About c_bridge

This crate provides some data structures and abstractions to create clean Rust <-> C FFI interfaces

The FFI Object

This is an in-depth overview over the FFI object and the semantics behind it:

• Concept
  • Typing
    • Predefined Types
      • Data Array
      • Object Array
      • Rust Object
  • Ownership
  • Optionality
  • The FFI Result Type
    • OK-Variant
    • Error-Variant

Concept

Each element is passed in an FFI object struct which looks like this and provides the following properties:

• Layout:

  typedef struct {
      uint64_t type;
      void(*dealloc)(ffi_object_t*);
      void* payload;
  } ffi_object_t;
  

• Typing: each FFI object provides information about the payload object's type
• Ownership: each FFI object provides information about whether the the ownership is tied to the FFI object or if the object is just a reference to a payload object owned by someone else
• Optionality: each FFI object may or may not contain a payload object

Typing

Each FFI object contains a uint64_t field with a type ID which specifies the type of the payload.

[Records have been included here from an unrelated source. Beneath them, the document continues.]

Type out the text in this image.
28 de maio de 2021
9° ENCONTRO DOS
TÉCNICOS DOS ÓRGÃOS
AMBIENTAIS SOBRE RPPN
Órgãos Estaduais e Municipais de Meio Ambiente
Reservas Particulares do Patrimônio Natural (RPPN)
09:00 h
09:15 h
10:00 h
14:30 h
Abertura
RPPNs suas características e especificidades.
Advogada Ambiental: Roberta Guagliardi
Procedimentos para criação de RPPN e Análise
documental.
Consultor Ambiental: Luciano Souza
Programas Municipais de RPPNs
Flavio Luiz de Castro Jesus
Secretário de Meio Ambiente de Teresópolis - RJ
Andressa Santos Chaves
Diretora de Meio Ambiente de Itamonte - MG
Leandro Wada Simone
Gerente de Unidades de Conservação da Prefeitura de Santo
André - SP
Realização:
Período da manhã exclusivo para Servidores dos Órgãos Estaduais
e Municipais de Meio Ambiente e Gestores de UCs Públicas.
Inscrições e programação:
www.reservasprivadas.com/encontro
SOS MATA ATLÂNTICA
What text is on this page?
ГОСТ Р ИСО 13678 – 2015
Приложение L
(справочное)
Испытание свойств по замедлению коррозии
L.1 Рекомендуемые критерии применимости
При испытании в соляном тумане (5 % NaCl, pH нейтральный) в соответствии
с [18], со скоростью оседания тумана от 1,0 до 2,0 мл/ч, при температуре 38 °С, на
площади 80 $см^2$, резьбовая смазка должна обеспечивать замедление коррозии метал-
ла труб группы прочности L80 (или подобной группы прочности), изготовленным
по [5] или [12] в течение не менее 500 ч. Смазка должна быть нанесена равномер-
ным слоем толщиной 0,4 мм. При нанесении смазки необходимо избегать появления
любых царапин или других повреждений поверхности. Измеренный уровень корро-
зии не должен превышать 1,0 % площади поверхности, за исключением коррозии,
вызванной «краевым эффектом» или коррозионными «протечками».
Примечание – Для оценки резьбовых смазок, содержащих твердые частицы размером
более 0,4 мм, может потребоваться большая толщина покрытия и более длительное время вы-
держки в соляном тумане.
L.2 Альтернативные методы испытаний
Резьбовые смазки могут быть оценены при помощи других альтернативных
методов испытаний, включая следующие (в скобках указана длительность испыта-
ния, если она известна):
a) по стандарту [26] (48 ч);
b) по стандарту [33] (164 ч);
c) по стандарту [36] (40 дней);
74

The ID range is split into two segments:

• [0x0000000000000000, 0x8000000000000000): A range reserved for predefined types
• [0x8000000000000000, 0xffffffffffffffff]: A range reserved for implementation defined types

Predefined Types

• 0x0000000000000000: An opaque type. This type is special because it indicates that the FFI object deliberately carries no type information and that it's object must not be interpreted unless you know it's type
• 0x0000000000000001: A data array with this layout:

  typedef struct {
      uint8_t* data;
      size_t len;
  } data_array_t;
  

• 0x0000000000000002: An object array with this layout:

  typedef struct {
      ffi_object_t* objects;
      size_t len;
  } object_array_t;
  

• 0x0000000000000010: A Rust box containing an owned Rust object (Box<dyn Any + 'static>)

Data Array

The data array is a simple struct which contains a pointer to some data and a length field. The pointer must never be reallocated and must be deallocated by the FFI object's dealloc-function only.

Layout:

typedef struct {
    uint8_t* data;
    size_t len;
} data_array_t;

Object Array

The object array is a simple struct which contains a pointer to some some object structs and a length field. The pointer must never be reallocated and must be deallocated by the FFI object's dealloc-function only.

Layout:

typedef struct {
    ffi_object_t* objects;
    size_t len;
} object_array_t;

Rust Object

The Rust object is a pointer to a Box<dyn Any + 'static> which may typesafely contain an arbitrary Rust object.

Ownership

Since in the C world memory management happens manually, attention must be payed to questions like "Who owns the object" and "How do I release this object", which can be especially tedious if we need to cross FFI boundaries. To reduce this problem, we add explicit ownership information to each FFI object using the dealloc field:

• If the dealloc field is non-null, this means that the FFI object is owned by itself and must be released by passing it to it's dealloc function
• If the dealloc field is null, the underlying object is managed by someone else

If the FFI object is owned, some care must be taken to avoid problems like double-free or use-after-free:

• Don't copy an owned FFI object
• If you need to copy an FFI object, ensure that the shorter living one is unowned
• If you move the payload object out of the FFI object, set the dealloc and object fields to null

Optionality

Each FFI object has an optional payload object. This is necessary to be able to move something out of the object (see Ownership for more information).

Optionality is represented in the most simple way possible:

• An existing payload object is represented as a non-null pointer to the object
• An empty FFI object is represented by a null pointer as payload object

The FFI Result Type

Together with the FFI object, we introduce another top-level type, the ffi_result_t:

typedef struct {
    ffi_object_t ok;
    ffi_object_t err;
} ffi_result_t;

This result type is similar to Rust's result and it's purpose is the same: The ability to return either a good result or some error information without error-pointer-arguments and other workarounds.

OK-Variant

To construct an ok-variant, set the ok-field to your result and set the err-field to an emtpy FFI object.

Note: if the err-field contains an empty FFI object, the FFI result must always be treated as ok - even if the ok-field contains an empty FFI object (this is to be able to mimic Rust's Result<(), E>).

Error-Variant

To construct an error-variant, set the err-field to a non-emtpy FFI object which contains your error and set the ok-field to an empty FFI object.